También es italianismo indudable platea11, y Terreros nos explica que

equivale al patio de los corrales: “PLATEA llaman en los teatros de representaciones y óperas al patio que hai delante del tablado, y en que están de pie por lo común. […] Pero en los corrales o teatros comunes de comedias le llaman patio, y a los que están en él mosqueteros”. Añade también, ofreciendo para ilustrarla un ejemplo inventado, una acepción metonímica que implicaría un uso de la palabra ya bastante extendido: “figuradamente se dice por los mismos que están en ella; toda la platea vitoreó al acabarse el sainete”.

He aquí los primeros testimonios de esta voz que hemos podido reunir:

El que le freqüenta [el teatro] sólo con el honesto fin de sostraerse de la seriedad de sus tareas, ocupando su silla abajo en la platea, tiene poco riesgo en el divertimiento, y hace propriamente como los que van a nadar sin alexarse mucho de la orilla.
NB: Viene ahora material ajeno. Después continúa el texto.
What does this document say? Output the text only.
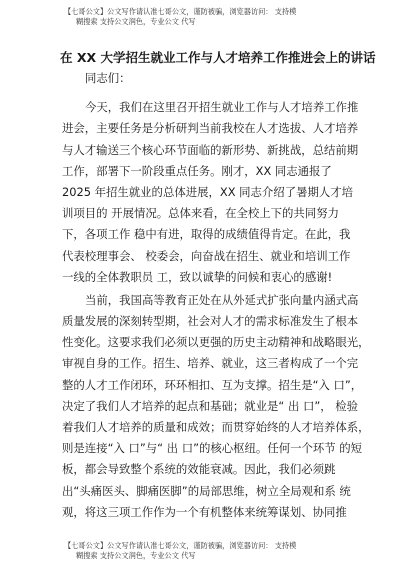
【七哥公文】公文写作请认准七哥公文，谨防被骗，浏览器访问： 支持模
糊搜索 支持公文润色，专业公文 代写
在 XX 大学招生就业工作与人才培养工作推进会上的讲话
同志们：
今天，我们在这里召开招生就业工作与人才培养工作推
进会，主要任务是分析研判当前我校在人才选拔、人才培养
与人才输送三个核心环节面临的新形势、新挑战，总结前期
工作，部署下一阶段重点任务。刚才，XX 同志通报了
2025 年招生就业的总体进展，XX 同志介绍了暑期人才培
训项目的 开展情况。总体来看，在全校上下的共同努力
下，各项工作 稳中有进，取得的成绩值得肯定。在此，我
代表校理事会、 校委会，向奋战在招生、就业和培训工作
一线的全体教职员 工，致以诚挚的问候和衷心的感谢!
当前，我国高等教育正处在从外延式扩张向量内涵式高
质量发展的深刻转型期，社会对人才的需求标准发生了根本
性变化。这要求我们必须以更强的历史主动精神和战略眼光，
审视自身的工作。招生、培养、就业，这三者构成了一个完
整的人才工作闭环，环环相扣、互为支撑。招生是“入 口”，
决定了我们人才培养的起点和基础；就业是“ 出 口”， 检验
着我们人才培养的质量和成效；而贯穿始终的人才培养体系，
则是连接“入 口”与“ 出 口”的核心枢纽。任何一个环节 的短
板，都会导致整个系统的效能衰减。因此，我们必须跳
出“头痛医头、脚痛医脚”的局部思维，树立全局观和系 统
观，将这三项工作作为一个有机整体来统筹谋划、协同推
【七哥公文】公文写作请认准七哥公文，谨防被骗，浏览器访问： 支持模
糊搜索 支持公文润色，专业公文 代写
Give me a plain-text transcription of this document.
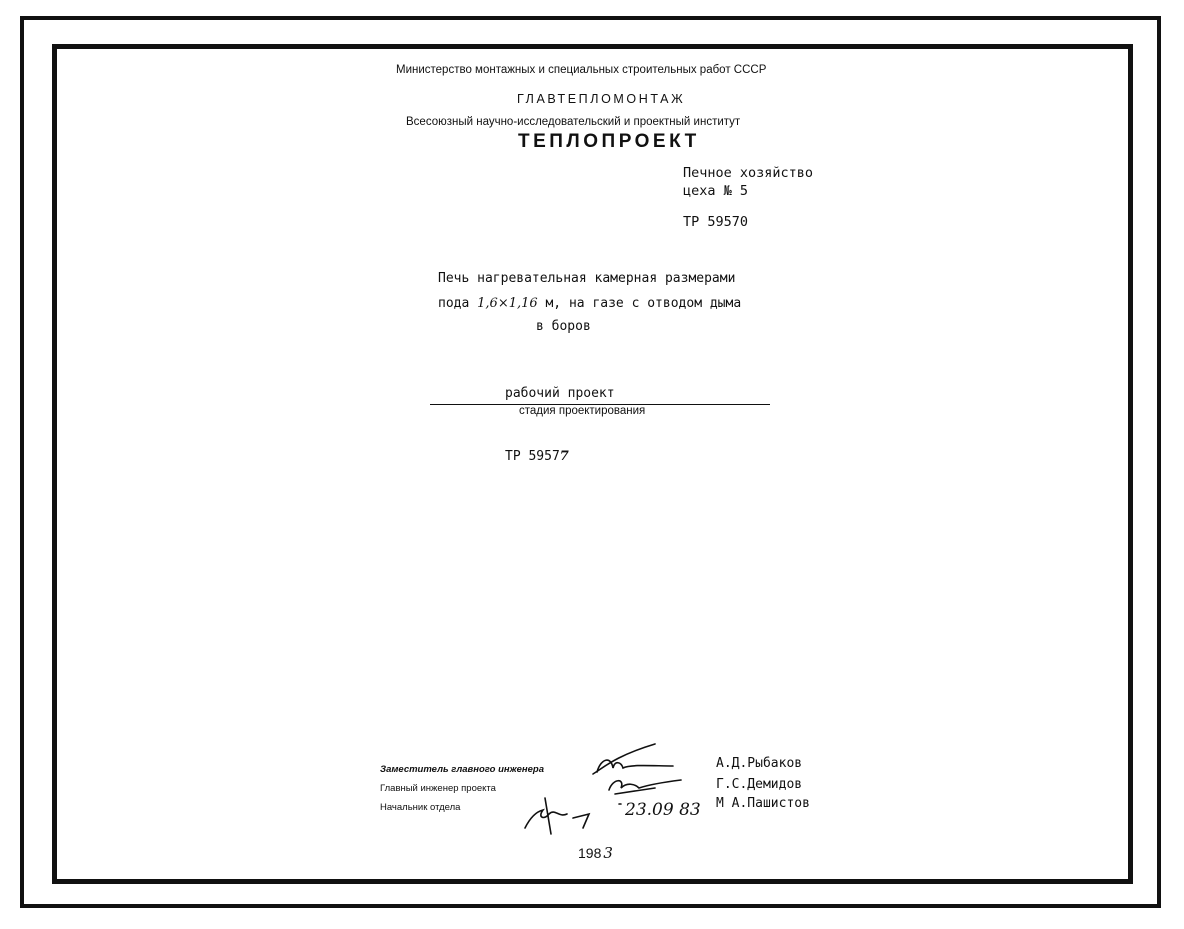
Министерство монтажных и специальных строительных работ СССР
ГЛАВТЕПЛОМОНТАЖ
Всесоюзный научно-исследовательский и проектный институт
ТЕПЛОПРОЕКТ
Печное хозяйство
цеха № 5
ТР 59570
Печь нагревательная камерная размерами
пода 1,6×1,16 м, на газе с отводом дыма
в боров
рабочий проект
стадия проектирования
ТР 59577
Заместитель главного инженера
Главный инженер проекта
Начальник отдела
А.Д.Рыбаков
Г.С.Демидов
М А.Пашистов
23.09 83
198 3
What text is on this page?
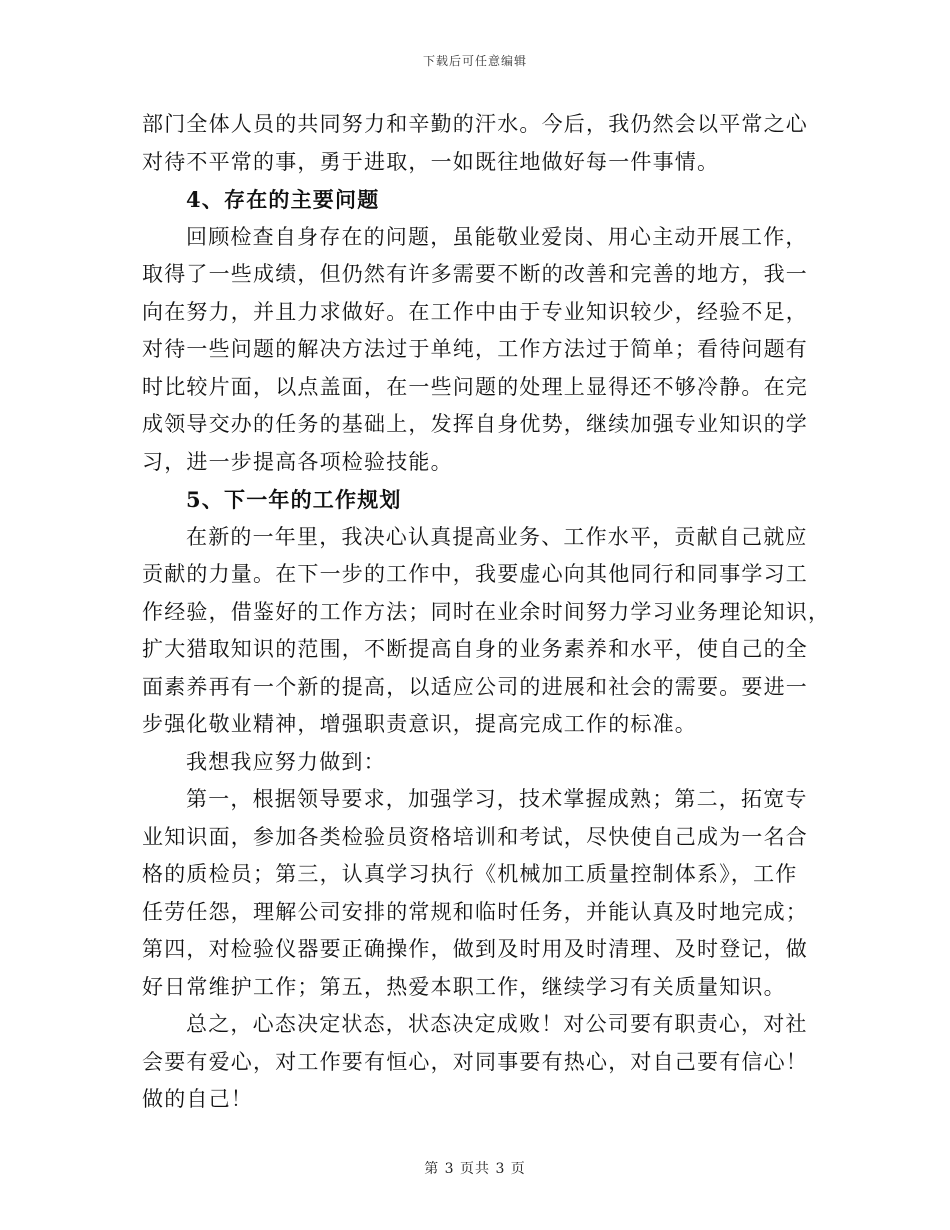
下载后可任意编辑
部门全体人员的共同努力和辛勤的汗水。今后，我仍然会以平常之心
对待不平常的事，勇于进取，一如既往地做好每一件事情。
4、存在的主要问题
回顾检查自身存在的问题，虽能敬业爱岗、用心主动开展工作，
取得了一些成绩，但仍然有许多需要不断的改善和完善的地方，我一
向在努力，并且力求做好。在工作中由于专业知识较少，经验不足，
对待一些问题的解决方法过于单纯，工作方法过于简单；看待问题有
时比较片面，以点盖面，在一些问题的处理上显得还不够冷静。在完
成领导交办的任务的基础上，发挥自身优势，继续加强专业知识的学
习，进一步提高各项检验技能。
5、下一年的工作规划
在新的一年里，我决心认真提高业务、工作水平，贡献自己就应
贡献的力量。在下一步的工作中，我要虚心向其他同行和同事学习工
作经验，借鉴好的工作方法；同时在业余时间努力学习业务理论知识，
扩大猎取知识的范围，不断提高自身的业务素养和水平，使自己的全
面素养再有一个新的提高，以适应公司的进展和社会的需要。要进一
步强化敬业精神，增强职责意识，提高完成工作的标准。
我想我应努力做到：
第一，根据领导要求，加强学习，技术掌握成熟；第二，拓宽专
业知识面，参加各类检验员资格培训和考试，尽快使自己成为一名合
格的质检员；第三，认真学习执行《机械加工质量控制体系》，工作
任劳任怨，理解公司安排的常规和临时任务，并能认真及时地完成；
第四，对检验仪器要正确操作，做到及时用及时清理、及时登记，做
好日常维护工作；第五，热爱本职工作，继续学习有关质量知识。
总之，心态决定状态，状态决定成败！对公司要有职责心，对社
会要有爱心，对工作要有恒心，对同事要有热心，对自己要有信心！
做的自己！
第 3 页共 3 页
Los mayores peligros están en los segundos y terceros pisos, y dígalo quien anduviere por los corredores. Allí se ve de todo. (“El Theatro y sus efectos”, El Caxón de Sastre Catalán [Segunda serie], VIII, 1764, LXXXIII.) Por cada asiento del segundo piso y la Platea se pagarán tres reales de vellón. (Sevilla, Edicto de 30 de septiembre de 1767, en Aguilar Piñal, 258.) Que a la hora de salir la tropa que hubiere estado en la Platea, corredores y Teatro acuda inmediatamente un tercio de ella a la puerta del Dormitorio de San Pablo para facilitar la salida con decencia […]. Se prohíbe absolutamente que se tome tabaco de humo, y mucho más en la Platea, por la incomodidad que causa el humo y por el riesgo de un incendio en Casa que es totalmente de madera. (Reglamento para el Teatro de

Sevilla, 1777, ibídem, 266-7.)

11 No hay justificación para los problemas que se plantea Corominas (s. v. chato), y que traen como consecuencia que para la Academia la palabra sea “de origen incierto”. En italiano, platea “settore piano e più basso della sala teatrale, posto davanti al palcoscenico, riservato al pubblico” (a1704) es voz culta, procedente de plata, variante de pltea (Cortelazzo y Zolli).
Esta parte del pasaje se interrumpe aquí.